En ce domaine comme en beaucoup d’autres, on cherche depuis assez longtemps, mais tout spécialement depuis un an et demi, à affaiblir, voire à casser le Service public, que l’on s’évertue à discréditer par toutes sortes de moyens qui ne sont pas toujours extraordinairement loyaux.
Madame la Ministre affirmait aux media ce jour que ce sera une gestion plus intelligente des ressources humaines et qu’une Charte de bonne conduite des Présidents d’Universités sera établie.

Je remercie Madame Pécresse de donner aux Universités des leçons d’intelligence. Elle doit avoir la bonne foi de reconnaître les arrière-pensées qui ont présidé à sa réforme. Le Ministère n’avait aucun intérêt à renoncer au droit de regard qui était jusqu’à présent le sien.

Je ne vois que trop quelle est l’inspiration de cette loi ; d’ailleurs, lorsqu’à l’été 2007 il y eut quelques accrochages avec a communauté universitaire ou l’opinion, Madame Pécresse la été priée vertement par le véritable Ministre de l’Enseignement supérieur de revoir sa copie.

Vous pensez qu'elle reculera ?

A.M. : Faites moi confiance : si le Président de la République décide qu’il faut revenir sur le décret, Madame Pécresse a beau dire et beau faire, elle sera obligée de reculer.

Je ne suis pas persuadé qu’elle en souffrira particulièrement, quand on voit l’alacrité avec laquelle certains membres du gouvernement reviennent sur ce qui semblait, d’après leurs tartarinades, gravé dans le marbre. Madame Pécresse fera comme les autres si on le lui demande.

Je pense que le Président de la République voit cette bronca qui monte : elle apparaît à l’opinion et au public depuis quelques semaines. Je vois la crispation sur deux choses : la « mastérisation » des concours - sujet un peu technique sur lequel il n’y a pas lieu de revenir aujourd’hui - et sur le chapitre du statut des enseignants-chercheurs.

Pensez-vous que cette grève soit appelée à durer ?

A.M. : Il y a un vent de fronde qui souffle depuis très longtemps et la cristallisation fait sentir ses effets maintenant. C’est le fruit d’un travail qui dure en vérité depuis le mois d’octobre. Cela n’a cessé de monter en puissance. Au gouvernement, on le sait, car ces gens passent leur temps à ausculter l’opinion.

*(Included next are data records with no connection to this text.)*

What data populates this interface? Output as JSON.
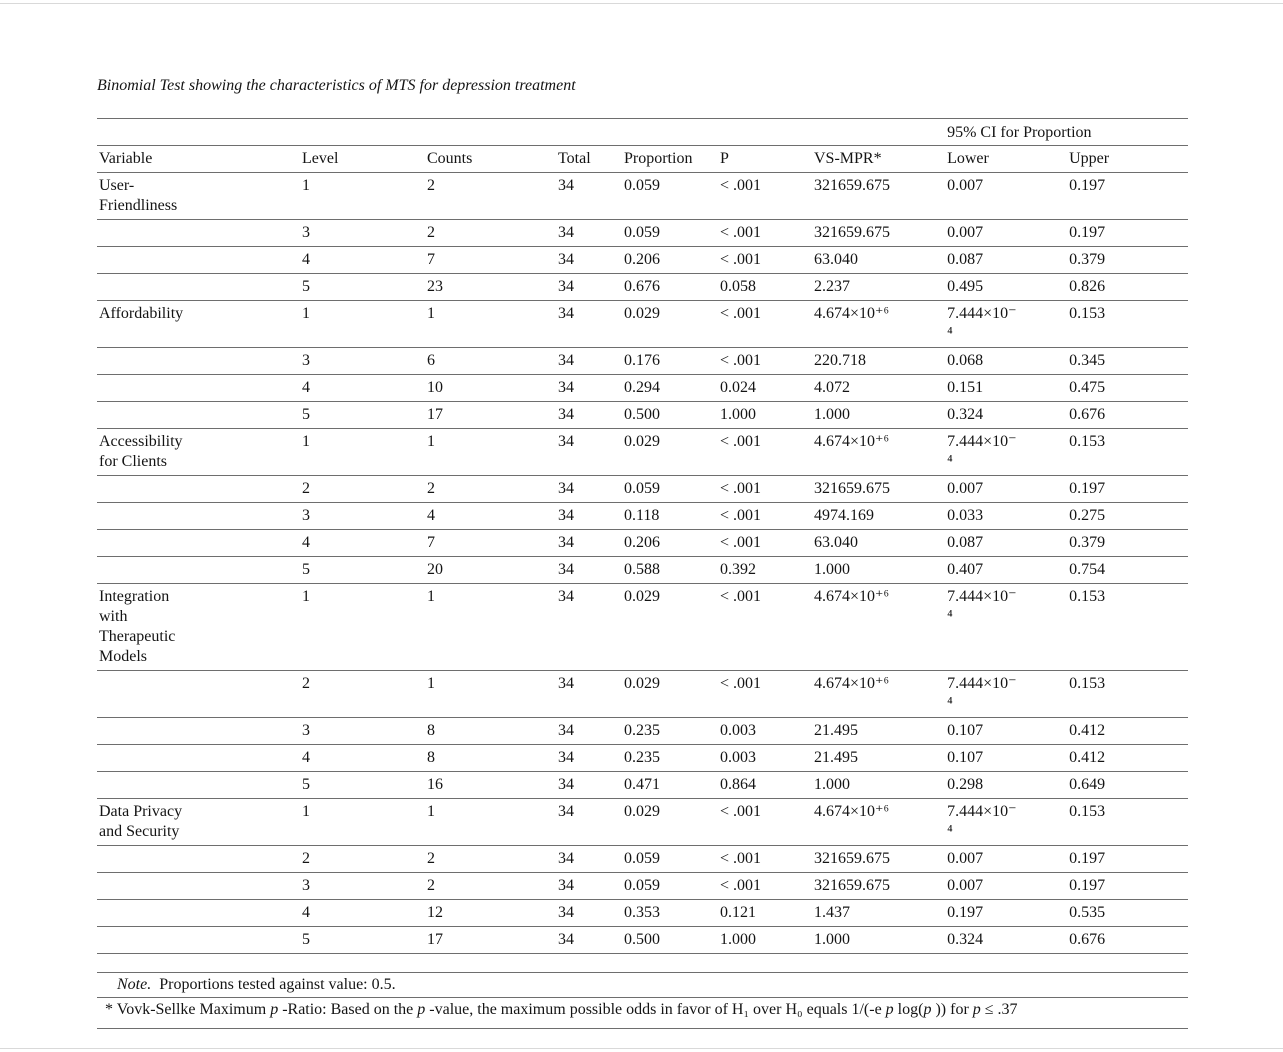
{
  "document": {
    "title": "Binomial Test showing the characteristics of MTS for depression treatment"
  },
  "table": {
    "ci_spanner": "95% CI for Proportion",
    "columns": [
      "Variable",
      "Level",
      "Counts",
      "Total",
      "Proportion",
      "P",
      "VS-MPR*",
      "Lower",
      "Upper"
    ],
    "rows": [
      {
        "variable": "User-\nFriendliness",
        "level": "1",
        "counts": "2",
        "total": "34",
        "proportion": "0.059",
        "p": "< .001",
        "vsmpr": "321659.675",
        "lower": "0.007",
        "upper": "0.197"
      },
      {
        "variable": "",
        "level": "3",
        "counts": "2",
        "total": "34",
        "proportion": "0.059",
        "p": "< .001",
        "vsmpr": "321659.675",
        "lower": "0.007",
        "upper": "0.197"
      },
      {
        "variable": "",
        "level": "4",
        "counts": "7",
        "total": "34",
        "proportion": "0.206",
        "p": "< .001",
        "vsmpr": "63.040",
        "lower": "0.087",
        "upper": "0.379"
      },
      {
        "variable": "",
        "level": "5",
        "counts": "23",
        "total": "34",
        "proportion": "0.676",
        "p": "0.058",
        "vsmpr": "2.237",
        "lower": "0.495",
        "upper": "0.826"
      },
      {
        "variable": "Affordability",
        "level": "1",
        "counts": "1",
        "total": "34",
        "proportion": "0.029",
        "p": "< .001",
        "vsmpr": "4.674×10⁺⁶",
        "lower": "7.444×10⁻\n⁴",
        "upper": "0.153"
      },
      {
        "variable": "",
        "level": "3",
        "counts": "6",
        "total": "34",
        "proportion": "0.176",
        "p": "< .001",
        "vsmpr": "220.718",
        "lower": "0.068",
        "upper": "0.345"
      },
      {
        "variable": "",
        "level": "4",
        "counts": "10",
        "total": "34",
        "proportion": "0.294",
        "p": "0.024",
        "vsmpr": "4.072",
        "lower": "0.151",
        "upper": "0.475"
      },
      {
        "variable": "",
        "level": "5",
        "counts": "17",
        "total": "34",
        "proportion": "0.500",
        "p": "1.000",
        "vsmpr": "1.000",
        "lower": "0.324",
        "upper": "0.676"
      },
      {
        "variable": "Accessibility\nfor Clients",
        "level": "1",
        "counts": "1",
        "total": "34",
        "proportion": "0.029",
        "p": "< .001",
        "vsmpr": "4.674×10⁺⁶",
        "lower": "7.444×10⁻\n⁴",
        "upper": "0.153"
      },
      {
        "variable": "",
        "level": "2",
        "counts": "2",
        "total": "34",
        "proportion": "0.059",
        "p": "< .001",
        "vsmpr": "321659.675",
        "lower": "0.007",
        "upper": "0.197"
      },
      {
        "variable": "",
        "level": "3",
        "counts": "4",
        "total": "34",
        "proportion": "0.118",
        "p": "< .001",
        "vsmpr": "4974.169",
        "lower": "0.033",
        "upper": "0.275"
      },
      {
        "variable": "",
        "level": "4",
        "counts": "7",
        "total": "34",
        "proportion": "0.206",
        "p": "< .001",
        "vsmpr": "63.040",
        "lower": "0.087",
        "upper": "0.379"
      },
      {
        "variable": "",
        "level": "5",
        "counts": "20",
        "total": "34",
        "proportion": "0.588",
        "p": "0.392",
        "vsmpr": "1.000",
        "lower": "0.407",
        "upper": "0.754"
      },
      {
        "variable": "Integration\nwith\nTherapeutic\nModels",
        "level": "1",
        "counts": "1",
        "total": "34",
        "proportion": "0.029",
        "p": "< .001",
        "vsmpr": "4.674×10⁺⁶",
        "lower": "7.444×10⁻\n⁴",
        "upper": "0.153"
      },
      {
        "variable": "",
        "level": "2",
        "counts": "1",
        "total": "34",
        "proportion": "0.029",
        "p": "< .001",
        "vsmpr": "4.674×10⁺⁶",
        "lower": "7.444×10⁻\n⁴",
        "upper": "0.153"
      },
      {
        "variable": "",
        "level": "3",
        "counts": "8",
        "total": "34",
        "proportion": "0.235",
        "p": "0.003",
        "vsmpr": "21.495",
        "lower": "0.107",
        "upper": "0.412"
      },
      {
        "variable": "",
        "level": "4",
        "counts": "8",
        "total": "34",
        "proportion": "0.235",
        "p": "0.003",
        "vsmpr": "21.495",
        "lower": "0.107",
        "upper": "0.412"
      },
      {
        "variable": "",
        "level": "5",
        "counts": "16",
        "total": "34",
        "proportion": "0.471",
        "p": "0.864",
        "vsmpr": "1.000",
        "lower": "0.298",
        "upper": "0.649"
      },
      {
        "variable": "Data Privacy\nand Security",
        "level": "1",
        "counts": "1",
        "total": "34",
        "proportion": "0.029",
        "p": "< .001",
        "vsmpr": "4.674×10⁺⁶",
        "lower": "7.444×10⁻\n⁴",
        "upper": "0.153"
      },
      {
        "variable": "",
        "level": "2",
        "counts": "2",
        "total": "34",
        "proportion": "0.059",
        "p": "< .001",
        "vsmpr": "321659.675",
        "lower": "0.007",
        "upper": "0.197"
      },
      {
        "variable": "",
        "level": "3",
        "counts": "2",
        "total": "34",
        "proportion": "0.059",
        "p": "< .001",
        "vsmpr": "321659.675",
        "lower": "0.007",
        "upper": "0.197"
      },
      {
        "variable": "",
        "level": "4",
        "counts": "12",
        "total": "34",
        "proportion": "0.353",
        "p": "0.121",
        "vsmpr": "1.437",
        "lower": "0.197",
        "upper": "0.535"
      },
      {
        "variable": "",
        "level": "5",
        "counts": "17",
        "total": "34",
        "proportion": "0.500",
        "p": "1.000",
        "vsmpr": "1.000",
        "lower": "0.324",
        "upper": "0.676"
      }
    ],
    "note": {
      "segments": [
        {
          "t": "Note.",
          "i": true
        },
        {
          "t": "  Proportions tested against value: 0.5."
        }
      ]
    },
    "footnote": {
      "segments": [
        {
          "t": "* Vovk-Sellke Maximum "
        },
        {
          "t": "p",
          "i": true
        },
        {
          "t": " -Ratio: Based on the "
        },
        {
          "t": "p",
          "i": true
        },
        {
          "t": " -value, the maximum possible odds in favor of H₁ over H₀ equals 1/(-e "
        },
        {
          "t": "p",
          "i": true
        },
        {
          "t": " log("
        },
        {
          "t": "p",
          "i": true
        },
        {
          "t": " )) for "
        },
        {
          "t": "p",
          "i": true
        },
        {
          "t": " ≤ .37"
        }
      ]
    }
  }
}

Le gouvernement serait sans doute bien imprudent de négliger cette mobilisation des universitaires qui, grévistes ou non, sont vent debout.

Même la droite universitaire s’y met: le syndicat autonome de l’Enseignement supérieur, qui n’est pas spécialement turlupiné par je ne sais quelle forme d’anarcho-syndicalisme, a appelé à la grève.

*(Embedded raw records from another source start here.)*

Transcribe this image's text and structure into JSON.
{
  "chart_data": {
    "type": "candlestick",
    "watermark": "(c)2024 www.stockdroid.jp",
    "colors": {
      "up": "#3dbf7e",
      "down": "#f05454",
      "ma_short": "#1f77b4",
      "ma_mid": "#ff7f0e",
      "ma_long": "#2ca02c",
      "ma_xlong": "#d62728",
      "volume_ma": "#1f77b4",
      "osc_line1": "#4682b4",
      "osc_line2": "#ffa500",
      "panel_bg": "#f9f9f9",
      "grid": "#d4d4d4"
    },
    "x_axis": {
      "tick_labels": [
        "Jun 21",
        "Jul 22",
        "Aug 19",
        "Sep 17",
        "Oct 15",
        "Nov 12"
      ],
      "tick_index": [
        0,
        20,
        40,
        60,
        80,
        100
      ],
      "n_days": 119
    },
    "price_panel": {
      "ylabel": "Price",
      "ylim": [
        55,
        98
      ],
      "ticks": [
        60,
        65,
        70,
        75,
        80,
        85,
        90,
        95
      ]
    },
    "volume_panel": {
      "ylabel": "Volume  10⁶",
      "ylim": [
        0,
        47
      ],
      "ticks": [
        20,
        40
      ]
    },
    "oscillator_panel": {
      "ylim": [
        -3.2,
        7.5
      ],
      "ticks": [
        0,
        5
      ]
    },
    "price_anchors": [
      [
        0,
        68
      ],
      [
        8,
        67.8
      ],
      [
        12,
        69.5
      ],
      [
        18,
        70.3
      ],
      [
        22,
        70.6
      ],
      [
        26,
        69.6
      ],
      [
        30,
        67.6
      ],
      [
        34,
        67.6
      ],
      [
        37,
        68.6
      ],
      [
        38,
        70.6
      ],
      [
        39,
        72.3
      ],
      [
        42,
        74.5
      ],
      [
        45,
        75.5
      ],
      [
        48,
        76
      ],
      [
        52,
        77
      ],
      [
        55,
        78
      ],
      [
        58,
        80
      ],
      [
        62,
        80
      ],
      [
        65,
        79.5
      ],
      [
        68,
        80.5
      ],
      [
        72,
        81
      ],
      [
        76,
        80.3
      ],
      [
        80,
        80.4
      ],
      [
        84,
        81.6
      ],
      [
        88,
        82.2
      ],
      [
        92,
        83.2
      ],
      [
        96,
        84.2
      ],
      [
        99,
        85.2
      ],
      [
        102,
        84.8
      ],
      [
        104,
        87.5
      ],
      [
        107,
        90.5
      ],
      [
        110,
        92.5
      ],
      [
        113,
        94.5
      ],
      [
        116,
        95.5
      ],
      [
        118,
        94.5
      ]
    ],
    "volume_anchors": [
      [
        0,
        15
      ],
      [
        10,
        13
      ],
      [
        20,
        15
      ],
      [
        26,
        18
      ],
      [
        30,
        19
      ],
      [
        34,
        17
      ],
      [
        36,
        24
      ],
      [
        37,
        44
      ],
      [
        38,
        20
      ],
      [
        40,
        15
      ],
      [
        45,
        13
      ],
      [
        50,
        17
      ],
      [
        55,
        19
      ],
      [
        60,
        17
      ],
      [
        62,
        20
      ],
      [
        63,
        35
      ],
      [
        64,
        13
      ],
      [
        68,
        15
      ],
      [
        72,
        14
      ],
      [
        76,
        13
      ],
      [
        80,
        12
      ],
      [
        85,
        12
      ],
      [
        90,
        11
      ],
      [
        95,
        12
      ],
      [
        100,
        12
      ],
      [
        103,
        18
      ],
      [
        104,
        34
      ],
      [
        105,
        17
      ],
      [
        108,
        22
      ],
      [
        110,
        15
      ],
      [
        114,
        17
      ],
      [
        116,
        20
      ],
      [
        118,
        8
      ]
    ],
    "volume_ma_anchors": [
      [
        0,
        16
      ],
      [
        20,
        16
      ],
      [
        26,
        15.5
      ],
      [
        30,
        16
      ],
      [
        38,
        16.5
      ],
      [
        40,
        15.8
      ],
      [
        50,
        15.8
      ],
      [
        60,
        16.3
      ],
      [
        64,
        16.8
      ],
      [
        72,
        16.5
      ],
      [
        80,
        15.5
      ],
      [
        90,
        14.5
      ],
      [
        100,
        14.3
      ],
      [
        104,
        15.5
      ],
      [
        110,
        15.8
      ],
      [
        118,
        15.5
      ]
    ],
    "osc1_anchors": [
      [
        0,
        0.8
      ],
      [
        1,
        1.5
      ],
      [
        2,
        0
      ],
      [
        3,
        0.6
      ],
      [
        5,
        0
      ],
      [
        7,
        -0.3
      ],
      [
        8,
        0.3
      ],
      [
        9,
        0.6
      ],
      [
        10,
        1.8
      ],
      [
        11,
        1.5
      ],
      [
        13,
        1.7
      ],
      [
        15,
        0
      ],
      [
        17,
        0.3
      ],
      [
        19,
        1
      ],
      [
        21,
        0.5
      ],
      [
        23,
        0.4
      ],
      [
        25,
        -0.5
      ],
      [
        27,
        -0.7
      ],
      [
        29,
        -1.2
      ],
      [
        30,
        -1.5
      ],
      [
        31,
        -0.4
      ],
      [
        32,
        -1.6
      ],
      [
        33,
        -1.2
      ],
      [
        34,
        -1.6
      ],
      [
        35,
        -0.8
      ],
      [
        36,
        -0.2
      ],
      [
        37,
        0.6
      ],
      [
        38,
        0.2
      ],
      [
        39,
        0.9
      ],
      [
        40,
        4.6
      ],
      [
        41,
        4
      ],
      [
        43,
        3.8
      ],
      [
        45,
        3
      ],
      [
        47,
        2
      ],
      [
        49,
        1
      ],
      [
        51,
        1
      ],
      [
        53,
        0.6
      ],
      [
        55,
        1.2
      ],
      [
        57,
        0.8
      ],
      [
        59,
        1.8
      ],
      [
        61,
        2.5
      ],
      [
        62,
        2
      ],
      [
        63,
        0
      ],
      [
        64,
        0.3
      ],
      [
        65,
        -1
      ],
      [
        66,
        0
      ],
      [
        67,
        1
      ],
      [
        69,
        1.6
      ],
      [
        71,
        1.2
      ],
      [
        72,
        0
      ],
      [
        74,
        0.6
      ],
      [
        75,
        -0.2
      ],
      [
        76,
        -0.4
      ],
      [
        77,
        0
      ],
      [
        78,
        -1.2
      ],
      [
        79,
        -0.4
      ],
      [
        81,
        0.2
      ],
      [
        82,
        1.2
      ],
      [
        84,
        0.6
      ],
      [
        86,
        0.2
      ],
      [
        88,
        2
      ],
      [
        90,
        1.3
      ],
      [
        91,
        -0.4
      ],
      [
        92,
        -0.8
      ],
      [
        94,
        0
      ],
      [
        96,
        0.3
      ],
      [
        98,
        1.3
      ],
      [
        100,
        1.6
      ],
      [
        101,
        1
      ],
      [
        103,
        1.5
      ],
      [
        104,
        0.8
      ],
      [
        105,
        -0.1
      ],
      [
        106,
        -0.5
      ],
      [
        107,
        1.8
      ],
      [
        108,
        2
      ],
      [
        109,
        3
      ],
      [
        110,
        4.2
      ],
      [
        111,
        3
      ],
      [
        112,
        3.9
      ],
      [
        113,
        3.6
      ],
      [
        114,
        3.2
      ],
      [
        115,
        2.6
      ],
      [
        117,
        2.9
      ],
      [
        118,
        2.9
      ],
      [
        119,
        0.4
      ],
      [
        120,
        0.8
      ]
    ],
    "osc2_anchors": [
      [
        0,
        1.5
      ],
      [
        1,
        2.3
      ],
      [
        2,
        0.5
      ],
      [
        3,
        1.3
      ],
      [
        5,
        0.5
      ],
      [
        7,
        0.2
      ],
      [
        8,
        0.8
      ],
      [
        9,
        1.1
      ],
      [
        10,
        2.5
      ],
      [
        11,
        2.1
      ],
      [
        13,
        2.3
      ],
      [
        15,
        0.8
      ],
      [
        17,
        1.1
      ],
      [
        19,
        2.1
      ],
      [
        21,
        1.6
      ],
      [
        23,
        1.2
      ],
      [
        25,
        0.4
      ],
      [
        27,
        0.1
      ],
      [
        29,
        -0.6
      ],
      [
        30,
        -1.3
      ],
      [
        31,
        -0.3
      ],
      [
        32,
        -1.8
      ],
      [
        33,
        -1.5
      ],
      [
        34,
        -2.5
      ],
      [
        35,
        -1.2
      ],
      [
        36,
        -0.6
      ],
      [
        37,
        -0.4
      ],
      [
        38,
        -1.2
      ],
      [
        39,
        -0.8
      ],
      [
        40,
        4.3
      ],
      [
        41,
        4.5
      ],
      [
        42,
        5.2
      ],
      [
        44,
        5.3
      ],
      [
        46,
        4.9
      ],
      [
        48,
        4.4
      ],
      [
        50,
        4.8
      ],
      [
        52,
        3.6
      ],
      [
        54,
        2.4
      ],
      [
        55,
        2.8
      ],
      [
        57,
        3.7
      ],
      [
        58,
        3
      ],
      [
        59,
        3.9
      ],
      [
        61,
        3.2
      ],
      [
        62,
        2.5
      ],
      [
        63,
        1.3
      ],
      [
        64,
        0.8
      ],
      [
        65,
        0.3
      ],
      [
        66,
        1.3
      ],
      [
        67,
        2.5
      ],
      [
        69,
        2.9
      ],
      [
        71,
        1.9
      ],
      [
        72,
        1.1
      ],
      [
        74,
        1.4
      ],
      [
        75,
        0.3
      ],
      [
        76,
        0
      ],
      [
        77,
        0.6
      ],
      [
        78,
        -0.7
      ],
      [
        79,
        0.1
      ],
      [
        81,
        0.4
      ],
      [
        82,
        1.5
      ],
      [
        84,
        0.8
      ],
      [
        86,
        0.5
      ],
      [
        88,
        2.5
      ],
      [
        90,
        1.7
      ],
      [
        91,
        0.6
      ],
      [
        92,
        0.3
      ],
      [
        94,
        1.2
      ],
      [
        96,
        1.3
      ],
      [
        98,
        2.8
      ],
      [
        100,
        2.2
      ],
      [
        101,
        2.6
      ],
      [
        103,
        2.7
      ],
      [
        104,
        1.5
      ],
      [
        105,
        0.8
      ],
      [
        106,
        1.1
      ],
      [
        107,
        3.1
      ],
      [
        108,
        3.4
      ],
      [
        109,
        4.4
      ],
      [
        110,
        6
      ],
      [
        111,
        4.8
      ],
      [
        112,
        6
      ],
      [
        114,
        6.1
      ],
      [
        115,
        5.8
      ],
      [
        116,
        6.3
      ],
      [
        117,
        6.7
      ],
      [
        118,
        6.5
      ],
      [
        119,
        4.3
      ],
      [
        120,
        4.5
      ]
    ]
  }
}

Ce n’est pas un feu de paille, qui jaillit du jour au lendemain et qui s’éteint.

C’est quand même un spectacle assez rare que de voir une majorité à ce point importante des professeurs, des maîtres de conférences, des autres corps aussi (corps administratifs, ingénieurs de recherche, etc.) refuser un traitement qu’ils jugent attentatoire à leur statut.

Ce ne sont pas des intérêts corporatifs. Il s’agit simplement de maintenir cette référence d’Etat à laquelle nous sommes pour la plupart très attachés. Plus on voit agir les responsables locaux, plus on aime l’État. Je suis moi aussi vent debout contre cette réforme.

Bref, l’Université française ne fait plus rêver.

A.M. : Oh que si ! Certes, elle est maltraitée par ceux-là même dont ce serait l’honneur de la protéger. Elle est maltraitée, mais j’espère qu’elle attire encore. C’est mon souhait le plus ardent. Comme l’Éducation Nationale dans son ensemble, l’Université est un endroit qui est justement celui de tous les rêves, parce que c’est celui de tous les possibles ; c’est là que l’on juge la permanence des valeurs. On juge les faits à l’aune des valeurs. L’université est, devrait être, la gardienne des valeurs.

Je voudrais dire à la ministre : « Voilà, vous avez élaboré un dispositif technique pour présenter une énième vision de l’Université, mais celle-ci me semble particulièrement dangereuse. Il y a beaucoup de choses dans votre réforme, mais il y a une notion que l’on ne rencontre jamais, c’est celle de mission, celle de valeurs. »

Le mot valeur, on ne le rencontre pas. Sans doute est-ce symptomatique.